Jakarta, TRIBUNNEWS.COM – Sehari sebelum pelaksanaan operasi Ketupat 2020 dalam pandemi Virus Corona, semua personel dengan total 175.000 orang, TNI / Porri dan lembaga terkait bersiap untuk mematuhi aturan yang dilarang. -Brigadir Jenderal Argo Yuwono dari Markas Polisi Karo Penmas menyatakan bahwa untuk mempertahankan mereka yang ingin tinggal di rumah, Polisi Nasional telah menetapkan 58 lokasi di semua perbatasan Indonesia untuk dapat memantau pergerakan masyarakat. — Baca: Titik pengawasan membatalkan titik pengawasan penduduk Mudik di Cimangis GT, itulah sebabnya Polisi Nasional

“Operasi Ketupat dilaksanakan di 34 polisi daerah Indonesia di Aceh-Papua pada tahun 2020. Blokade dilakukan. Sejak larangan itu, telah ditemukan 58 poin di seluruh Indonesia sejak Korlantas, ‚ÄĚkata Jaksa Agung Di di Argo. (23/04/2020) .

Argo terus mencetak 58 poin, termasuk 6 poin untuk Banten, 19 poin untuk DKI di Jakarta, 17 poin untuk Jawa Barat, 5 poin untuk Jawa Tengah, 3 poin untuk DIY dan 9 poin untuk Timur Timur Bahasa Jawa

— Membaca: Mempersiapkan Ramadhan, ini adalah 7 jenis buah untuk dimakan ketika makan Sahur- “Masing-masing titik ini dibanjiri oleh personil Polisi Nasional, termasuk Seba Hara, Bri.

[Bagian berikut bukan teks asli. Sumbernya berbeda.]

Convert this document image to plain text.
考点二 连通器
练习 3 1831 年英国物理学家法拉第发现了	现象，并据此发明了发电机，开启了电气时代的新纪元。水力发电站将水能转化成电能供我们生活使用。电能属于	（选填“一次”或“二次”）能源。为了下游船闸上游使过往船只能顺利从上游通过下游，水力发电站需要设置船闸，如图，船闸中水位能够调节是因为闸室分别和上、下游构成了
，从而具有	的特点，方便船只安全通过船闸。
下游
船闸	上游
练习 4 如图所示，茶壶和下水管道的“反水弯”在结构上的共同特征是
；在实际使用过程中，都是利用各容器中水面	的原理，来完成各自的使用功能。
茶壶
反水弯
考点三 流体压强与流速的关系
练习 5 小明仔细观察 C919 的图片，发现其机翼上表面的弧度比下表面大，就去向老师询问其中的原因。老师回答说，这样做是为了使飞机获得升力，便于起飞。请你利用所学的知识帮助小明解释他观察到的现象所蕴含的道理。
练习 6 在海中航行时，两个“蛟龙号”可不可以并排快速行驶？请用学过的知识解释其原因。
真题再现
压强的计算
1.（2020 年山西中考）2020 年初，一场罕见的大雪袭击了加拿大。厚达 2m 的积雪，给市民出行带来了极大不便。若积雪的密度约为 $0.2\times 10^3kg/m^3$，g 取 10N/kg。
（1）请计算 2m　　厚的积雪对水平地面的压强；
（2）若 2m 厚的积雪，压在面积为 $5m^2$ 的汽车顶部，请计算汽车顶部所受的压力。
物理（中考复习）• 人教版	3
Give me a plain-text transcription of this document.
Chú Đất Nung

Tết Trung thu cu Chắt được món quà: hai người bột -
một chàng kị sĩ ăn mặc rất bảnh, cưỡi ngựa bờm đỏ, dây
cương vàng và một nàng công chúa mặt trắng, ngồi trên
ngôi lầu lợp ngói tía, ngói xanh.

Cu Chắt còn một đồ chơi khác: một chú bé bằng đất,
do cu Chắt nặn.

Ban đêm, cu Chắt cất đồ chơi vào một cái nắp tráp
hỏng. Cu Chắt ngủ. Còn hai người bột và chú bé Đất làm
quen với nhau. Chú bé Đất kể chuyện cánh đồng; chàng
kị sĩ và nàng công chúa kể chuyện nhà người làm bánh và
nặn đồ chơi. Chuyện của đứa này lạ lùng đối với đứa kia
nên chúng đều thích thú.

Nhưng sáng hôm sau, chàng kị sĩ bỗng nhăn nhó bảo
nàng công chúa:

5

Kami juga anggota TNI, Dishub, dan Satpol PP. Kami menempatkan mereka untuk menyaring kendaraan yang akan kembali ke rumah mereka, “kata Argo.

Baca: Ternyata ini adalah metode membuat Siomay Dimsum Chewy dan gaya restoran yang lezat, tentu saja

Jika audiens kembali ke rumah, Argo menjamin bahwa TNI / Polisi Nasional dan instansi terkait harus memanggil para humanis dan kemudian bertanya Orang pulang.

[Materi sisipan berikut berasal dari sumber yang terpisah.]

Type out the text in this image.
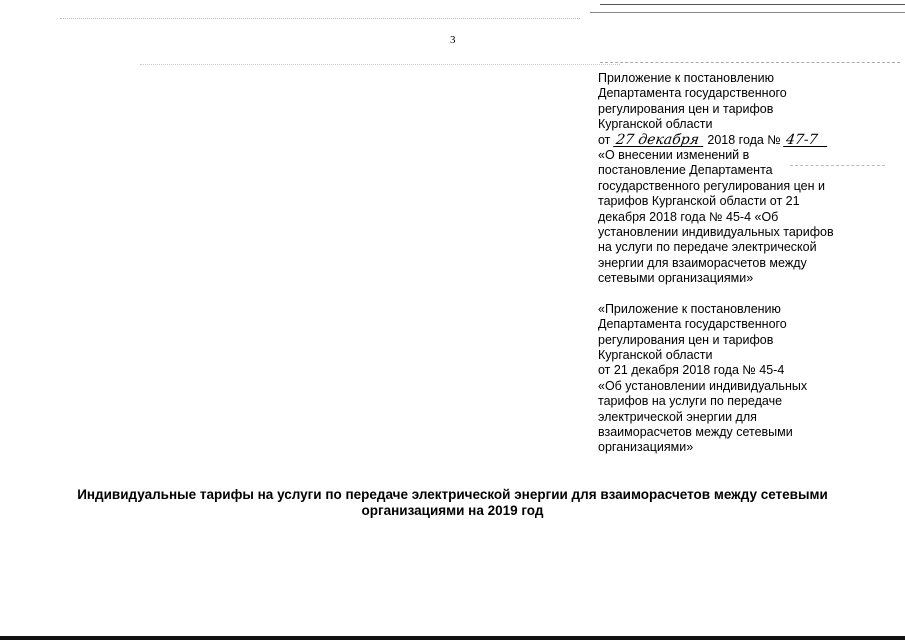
3
Приложение к постановлению
Департамента государственного
регулирования цен и тарифов
Курганской области
от 27 декабря 2018 года № 47-7
«О внесении изменений в
постановление Департамента
государственного регулирования цен и
тарифов Курганской области от 21
декабря 2018 года № 45-4 «Об
установлении индивидуальных тарифов
на услуги по передаче электрической
энергии для взаиморасчетов между
сетевыми организациями»
«Приложение к постановлению
Департамента государственного
регулирования цен и тарифов
Курганской области
от 21 декабря 2018 года № 45-4
«Об установлении индивидуальных
тарифов на услуги по передаче
электрической энергии для
взаиморасчетов между сетевыми
организациями»
Индивидуальные тарифы на услуги по передаче электрической энергии для взаиморасчетов между сетевыми
организациями на 2019 год
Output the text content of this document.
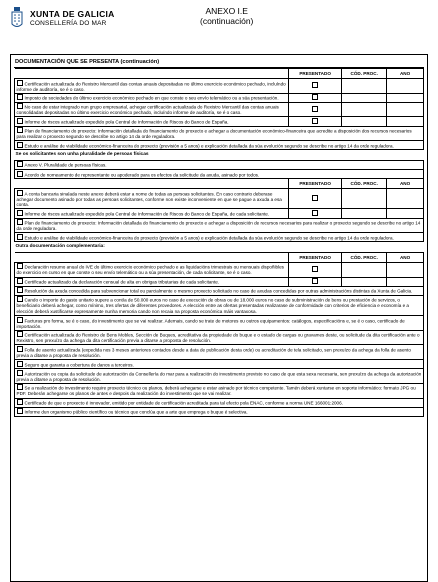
XUNTA DE GALICIA
CONSELLERÍA DO MAR
ANEXO I.E
(continuación)
DOCUMENTACIÓN QUE SE PRESENTA (continuación)
	PRESENTADO	CÓD. PROC.	ANO
Certificación actualizada do Rexistro Mercantil das contas anuais depositadas no último exercicio económico pechado, incluíndo informe de auditoría, se é o caso.			
Imposto de sociedades do último exercicio económico pechado en que conste o seu envío telemático ou a súa presentación.			
No caso de estar integrado nun grupo empresarial, achegar certificación actualizada do Rexistro Mercantil das contas anuais consolidadas depositadas no último exercicio económico pechado, incluíndo informe de auditoría, se é o caso.			
Informe de riscos actualizado expedido pola Central de Información de Riscos do Banco de España.			
Plan de financiamento do proxecto: Información detallada do financiamento do proxecto e achegar a documentación económico-financeira que acredite a disposición dos recursos necesarios para realizar o proxecto segundo se describe no artigo 14 da orde reguladora.			
Estudo e análise de viabilidade económico-financeira do proxecto (previsión a 5 anos) e explicación detallada da súa evolución segundo se describe no artigo 14 da orde reguladora.			
Se os solicitantes son unha pluralidade de persoas físicas			
Anexo V. Pluralidade de persoas físicas.			
Acordo de nomeamento de representante ou apoderado para os efectos da solicitude da axuda, asinado por todos.			
	PRESENTADO	CÓD. PROC.	ANO
A conta bancaria sinalada neste anexo deberá estar a nome de todas as persoas solicitantes. En caso contrario deberase achegar documento asinado por todas as persoas solicitantes, conforme non existe inconveniente en que se pague a axuda a esa conta.			
Informe de riscos actualizado expedido pola Central de Información de Riscos do Banco de España, de cada solicitante.			
Plan de financiamento do proxecto: Información detallada do financiamento do proxecto e achegar a disposición de recursos necesarios para realizar o proxecto segundo se describe no artigo 14 da orde reguladora.			
Estudo e análise de viabilidade económico-financeira do proxecto (previsión a 5 anos) e explicación detallada da súa evolución segundo se describe no artigo 14 da orde reguladora.			
Outra documentación complementaria:			
	PRESENTADO	CÓD. PROC.	ANO
Declaración resumo anual do IVE do último exercicio económico pechado e as liquidacións trimestrais ou mensuais dispoñibles do exercicio en curso en que conste o seu envío telemático ou a súa presentación, de cada solicitante, se é o caso.			
Certificado actualizado da declaración censual de alta en obrigas tributarias de cada solicitante.			
Resolución da axuda concedida para subvencionar total ou parcialmente o mesmo proxecto solicitado no caso de axudas concedidas por outras administracións distintas da Xunta de Galicia.			
Cando o importe do gasto unitario supere a contía de 50.000 euros no caso de execución de obras ou de 18.000 euros no caso de subministración de bens ou prestación de servizos, o beneficiario deberá achegar, como mínimo, tres ofertas de diferentes provedores. A elección entre as ofertas presentadas realizarase de conformidade con criterios de eficiencia e economía e a elección deberá xustificarse expresamente nunha memoria cando non recaia na proposta económica máis vantaxosa.			
Facturas pro forma, se é o caso, do investimento que se vai realizar. Ademais, cando se trate de motores ou outros equipamentos: catálogos, especificacións e, se é o caso, certificado de importación.			
Certificación actualizada do Rexistro de Bens Mobles, Sección de Buques, acreditativa da propiedade do buque e o estado de cargas ou gravames deste, ou solicitude da dita certificación ante o Rexistro, sen prexuízo da achega da dita certificación previa a ditarse a proposta de resolución.			
Folla de asento actualizada (expedida nos 3 meses anteriores contados desde a data de publicación desta orde) ou acreditación de tela solicitado, sen prexuízo da achega da folla de asento previa a ditarse a proposta de resolución.			
Seguro que garanta a cobertura de danos a terceiros.			
Autorización ou copia da solicitude de autorización da Consellería do mar para a realización do investimento previsto no caso de que esta sexa necesaria, sen prexuízo da achega da autorización previa a ditarse a proposta de resolución.			
Se a realización do investimento require proxecto técnico ou planos, deberá achegarse e estar asinado por técnico competente. Tamén deberá xuntarse en soporte informático: formato JPG ou PDF. Deberán achegarse os planos de antes e despois da realización do investimento que se vai realizar.			
Certificado de que o proxecto é innovador, emitido por entidade de certificación acreditada para tal efecto pola ENAC, conforme a norma UNE 166001:2006.			
Informe dun organismo público científico ou técnico que conclúa que a arte que emprega o buque é selectiva.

Akhirnya, Argo meminta masyarakat untuk menghormati larangan kembali yang telah dikeluarkan pemerintah untuk barang publik untuk mencegah penyebaran virus corona.

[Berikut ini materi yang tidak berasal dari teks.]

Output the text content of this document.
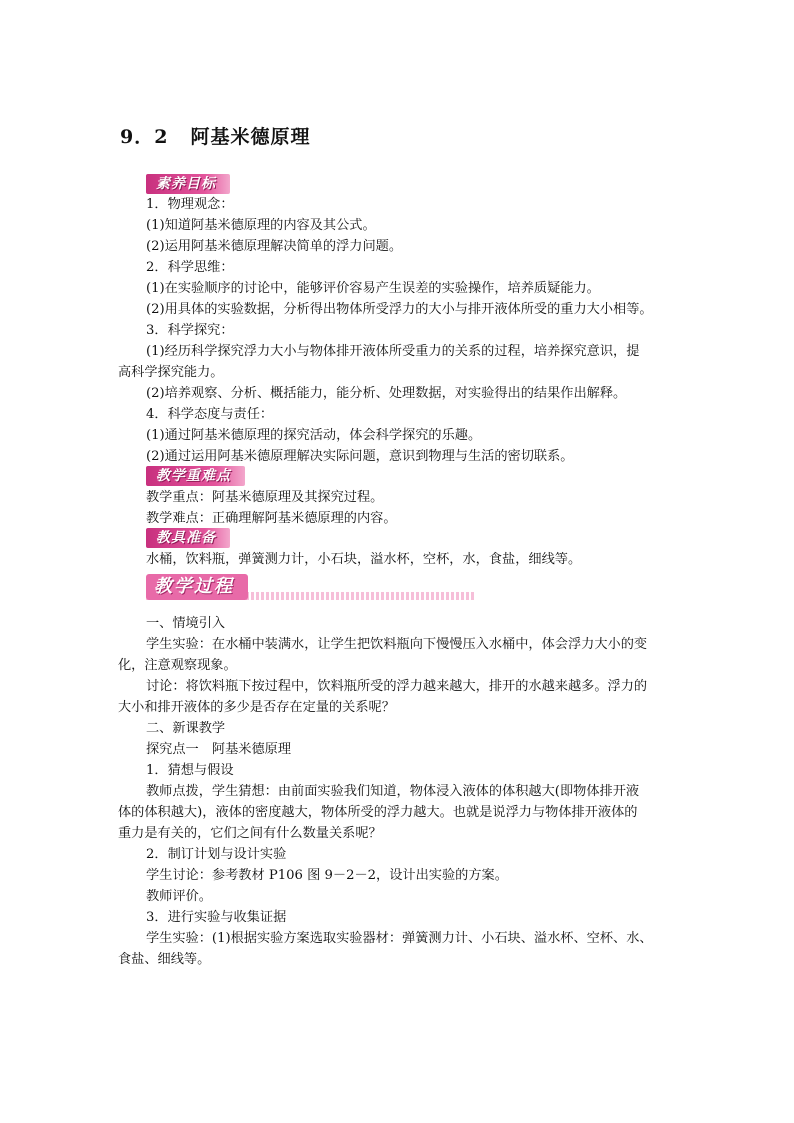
9．2 阿基米德原理
素养目标
1．物理观念：
(1)知道阿基米德原理的内容及其公式。
(2)运用阿基米德原理解决简单的浮力问题。
2．科学思维：
(1)在实验顺序的讨论中，能够评价容易产生误差的实验操作，培养质疑能力。
(2)用具体的实验数据，分析得出物体所受浮力的大小与排开液体所受的重力大小相等。
3．科学探究：
(1)经历科学探究浮力大小与物体排开液体所受重力的关系的过程，培养探究意识，提
高科学探究能力。
(2)培养观察、分析、概括能力，能分析、处理数据，对实验得出的结果作出解释。
4．科学态度与责任：
(1)通过阿基米德原理的探究活动，体会科学探究的乐趣。
(2)通过运用阿基米德原理解决实际问题，意识到物理与生活的密切联系。
教学重难点
教学重点：阿基米德原理及其探究过程。
教学难点：正确理解阿基米德原理的内容。
教具准备
水桶，饮料瓶，弹簧测力计，小石块，溢水杯，空杯，水，食盐，细线等。
教学过程
一、情境引入
学生实验：在水桶中装满水，让学生把饮料瓶向下慢慢压入水桶中，体会浮力大小的变
化，注意观察现象。
讨论：将饮料瓶下按过程中，饮料瓶所受的浮力越来越大，排开的水越来越多。浮力的
大小和排开液体的多少是否存在定量的关系呢？
二、新课教学
探究点一　阿基米德原理
1．猜想与假设
教师点拨，学生猜想：由前面实验我们知道，物体浸入液体的体积越大(即物体排开液
体的体积越大)，液体的密度越大，物体所受的浮力越大。也就是说浮力与物体排开液体的
重力是有关的，它们之间有什么数量关系呢？
2．制订计划与设计实验
学生讨论：参考教材 P106 图 9－2－2，设计出实验的方案。
教师评价。
3．进行实验与收集证据
学生实验：(1)根据实验方案选取实验器材：弹簧测力计、小石块、溢水杯、空杯、水、
食盐、细线等。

Dari Ramadan pada 24 Maret hingga 31 Mei, Kepolisian Nasional menyelenggarakan Operasi Ketupat 2020.

Baca: Politisi demokratik: Orang membutuhkan kebutuhan dasar alih-alih izin kerja

Tujuannya adalah untuk melarang orang yang kembali ke rumah mereka untuk memastikan rasa aman mereka. Orang yang berlatih puasa dan mewujudkan maskot keberuntungan selama dan setelah Le Baran.